In un articolo letto su panorama.it, Sabino Labia cita il giornalista Vittorio Gorresio, per il quale l’Italia era “la Repubblica dei raccomandati” e sosteneva che “questa grande istituzione nazionale ha le stesse origini della massoneria (come la si intende nel senso volgare) della mafia e della camorra”. E questi sono proprio gli orizzonti in cui si muove Stefano Crupi, nel suo bel romanzo d’esordio “Cazzimma” e ora, in “A ogni santo la sua candela”, che come dicevo più sopra nel titolo, mi è particolarmente piaciuto.

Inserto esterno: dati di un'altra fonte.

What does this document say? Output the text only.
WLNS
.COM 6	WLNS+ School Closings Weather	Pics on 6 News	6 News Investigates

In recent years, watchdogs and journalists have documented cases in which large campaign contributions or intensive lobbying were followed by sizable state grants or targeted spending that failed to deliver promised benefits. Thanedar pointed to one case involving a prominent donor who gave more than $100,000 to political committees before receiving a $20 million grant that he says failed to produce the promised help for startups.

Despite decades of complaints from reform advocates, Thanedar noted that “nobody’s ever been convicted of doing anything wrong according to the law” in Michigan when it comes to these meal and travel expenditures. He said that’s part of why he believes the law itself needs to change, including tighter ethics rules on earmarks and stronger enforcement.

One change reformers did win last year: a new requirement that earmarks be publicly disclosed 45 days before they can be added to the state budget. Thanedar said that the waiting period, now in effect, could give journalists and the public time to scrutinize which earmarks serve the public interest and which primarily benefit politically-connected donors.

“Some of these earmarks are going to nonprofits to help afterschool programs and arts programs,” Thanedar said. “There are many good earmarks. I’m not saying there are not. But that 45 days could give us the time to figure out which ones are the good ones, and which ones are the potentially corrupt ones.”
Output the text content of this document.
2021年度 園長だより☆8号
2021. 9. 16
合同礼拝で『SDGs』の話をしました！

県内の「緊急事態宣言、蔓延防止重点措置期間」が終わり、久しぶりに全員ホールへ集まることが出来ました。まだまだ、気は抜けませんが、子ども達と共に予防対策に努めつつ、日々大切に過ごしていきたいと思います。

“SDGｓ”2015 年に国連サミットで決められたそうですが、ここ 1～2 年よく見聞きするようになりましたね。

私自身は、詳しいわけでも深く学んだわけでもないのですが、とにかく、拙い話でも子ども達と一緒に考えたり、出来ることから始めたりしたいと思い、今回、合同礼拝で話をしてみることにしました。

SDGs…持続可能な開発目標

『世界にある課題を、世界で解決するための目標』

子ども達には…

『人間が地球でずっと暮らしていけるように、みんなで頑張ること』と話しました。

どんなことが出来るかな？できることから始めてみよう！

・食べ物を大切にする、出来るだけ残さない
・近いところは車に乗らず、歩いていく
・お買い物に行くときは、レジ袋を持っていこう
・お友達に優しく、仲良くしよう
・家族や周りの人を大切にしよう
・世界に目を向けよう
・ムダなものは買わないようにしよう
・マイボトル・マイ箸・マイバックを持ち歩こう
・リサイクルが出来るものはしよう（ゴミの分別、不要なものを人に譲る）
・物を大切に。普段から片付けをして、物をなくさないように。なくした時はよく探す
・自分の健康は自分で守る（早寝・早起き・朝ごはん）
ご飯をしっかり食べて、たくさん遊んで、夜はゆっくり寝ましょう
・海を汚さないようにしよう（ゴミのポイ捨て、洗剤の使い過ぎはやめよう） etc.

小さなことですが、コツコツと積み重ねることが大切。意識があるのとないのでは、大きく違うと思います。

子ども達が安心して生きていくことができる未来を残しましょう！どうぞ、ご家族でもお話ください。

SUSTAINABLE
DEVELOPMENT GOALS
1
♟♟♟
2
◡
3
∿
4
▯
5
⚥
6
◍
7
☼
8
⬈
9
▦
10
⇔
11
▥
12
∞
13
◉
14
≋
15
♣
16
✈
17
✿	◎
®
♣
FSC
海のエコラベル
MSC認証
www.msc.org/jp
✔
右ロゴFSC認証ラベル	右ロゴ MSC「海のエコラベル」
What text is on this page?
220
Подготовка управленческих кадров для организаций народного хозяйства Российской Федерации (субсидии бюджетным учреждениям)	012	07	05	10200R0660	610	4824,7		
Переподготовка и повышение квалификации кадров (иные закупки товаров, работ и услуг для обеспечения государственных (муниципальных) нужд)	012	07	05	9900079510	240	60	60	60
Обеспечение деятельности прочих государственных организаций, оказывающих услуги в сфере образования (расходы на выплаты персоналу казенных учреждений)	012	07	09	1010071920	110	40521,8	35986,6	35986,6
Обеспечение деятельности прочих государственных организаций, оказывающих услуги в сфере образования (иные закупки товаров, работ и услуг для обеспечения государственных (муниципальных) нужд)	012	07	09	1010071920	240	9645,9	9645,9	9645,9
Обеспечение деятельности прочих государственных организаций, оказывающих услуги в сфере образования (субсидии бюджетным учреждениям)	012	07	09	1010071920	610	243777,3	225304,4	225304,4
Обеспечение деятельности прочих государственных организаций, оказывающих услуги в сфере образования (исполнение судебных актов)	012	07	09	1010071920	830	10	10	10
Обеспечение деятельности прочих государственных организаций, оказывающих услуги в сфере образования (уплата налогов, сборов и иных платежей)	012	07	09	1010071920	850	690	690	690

Dirò di più, mi ha colpito e, di nuovo, mi è piaciuto il fatto che il suo modo di narrare riesca a portare per mano il lettore, pagina dopo pagina, attraverso vicende e atmosfere che non piacciono affatto. Perché – in brevissimo davvero – la storia è quella di un giovane che cerca lavoro in tempo di crisi in una Napoli corrotta (in fondo, per nulla differente da certe logiche di Milano), avendo l’obiettivo di emanciparsi rapidamente dal suo modesto contesto sociale.

Stefano Crupi ieri sera alla presentazione del libro a Milano

Stefano Crupi ieri sera alla presentazione del libro a Milano (photo Angela Delli Ponti)

Il tutto con la complicità di una madre calcolatrice che lo guida con tattiche lucide e spietate per ottenere la “spintarella” dai più potenti nell’ambito dell’ente pubblico presso il quale è impiegato. Proprio come nella realtà più vera, non si parla giammai di meritocrazia quanto piuttosto di imparare a contare su un sistema clientelare (come quello politico, in qualità di esempio “virtuoso”) ovvero di raccomandarsi ai santi giusti. Torno al punto: è bravo Stefano Crupi a coinvolgere chi legge, nell’esplorazione di un universo che forse non vorremmo vedere e in cui, anche se in minima parte, facciamo fatica a riconoscerci, ma che in realtà ci appartiene eccome. A partire dalla madre trafficona, che forte del cordone ombelicale mai spezzato col figlio, si comporta seguendo la regola di operare unicamente per il tornaconto della propria famiglia e totalmente in assenza di una parvenza di senso civico. Tratto veramente italiano, questo. E poi, la scelta narrativa di parlare di santi, citando addirittura nei vari capitoli, le singole specializzazioni: ci sono i protettori della vista, dei bambini, dei giuristi…

Uno dei santi citati dallo scrittore: Sant'Alfonso de' Liguori, protettore... di moralisti!

Uno dei santi citati dallo scrittore: Sant’Alfonso de’ Liguori, protettore… di moralisti!

Le credenze relative ai santi che vedono e provvedono, del resto, in Italia sono molto diffuse (un mio amico diceva che la preghiera ai santi è proprio la prima forma di raccomandazione!!) e certamente non meno, nei contesti raccontati da Crupi, cioè negli ambienti mafiosi: i malavitosi sembrano valorizzare il proprio potere anche attraverso simbologie religiose, quasi facendosene difensori. Utilizzando l’immagine di protettori che in sostanza avvallino il loro violento stile di vita. Non solo nei film famosi, ma anche nella realtà: tutti ricorderanno quale polverone abbia suscitato il funerale romano della famiglia Casamonica, o il rito dell’inchino della Madonna in processione di fronte alla casa di un boss. Un’attenzione particolare poi meritano le pagine dei ringraziamenti dell’autore, in cui accenna alla sua esperienza personale di lavoro presso un ente pubblico e le infinite fonti di ispirazione in tema di lavoro impiegatizio e di arrivismo tra opere narrative e cinematografiche. Ieri sera ho avuto il piacere di partecipare alla presentazione del libro presso il Mondadori Megastore di Piazza Duomo a Milano: intervistato con intelligenza da un coinvolgente Paolo Foschini del Corriere, Crupi ci ha intrattenuto sottolineando che il romanzo rispecchia molto la sua esperienza lavorativa, dove favoritismi, regalìe e arrampicatori sociali erano il pane quotidiano.

Paolo Foschini del Corriere ieri sera ha presentato il libro di Crupi

Paolo Foschini del Corriere ieri sera ha presentato il libro di Crupi (photo Angela Delli Ponti)

La sua sensibilità di scrittore riesce comunque a mettere in luce la dolente umanità dei personaggi, pur vile e amorale. E persino quel ragionier Fantozzi, che da giovane gli pareva una figura piuttosto stupida, dopo l’esperienza dal vero in un ambiente di lavoro simile a quello rappresentato da Paolo Villaggio, è divenuto ai suoi occhi un personaggio geniale. Si sa da sempre: la realtà supera la fantasia.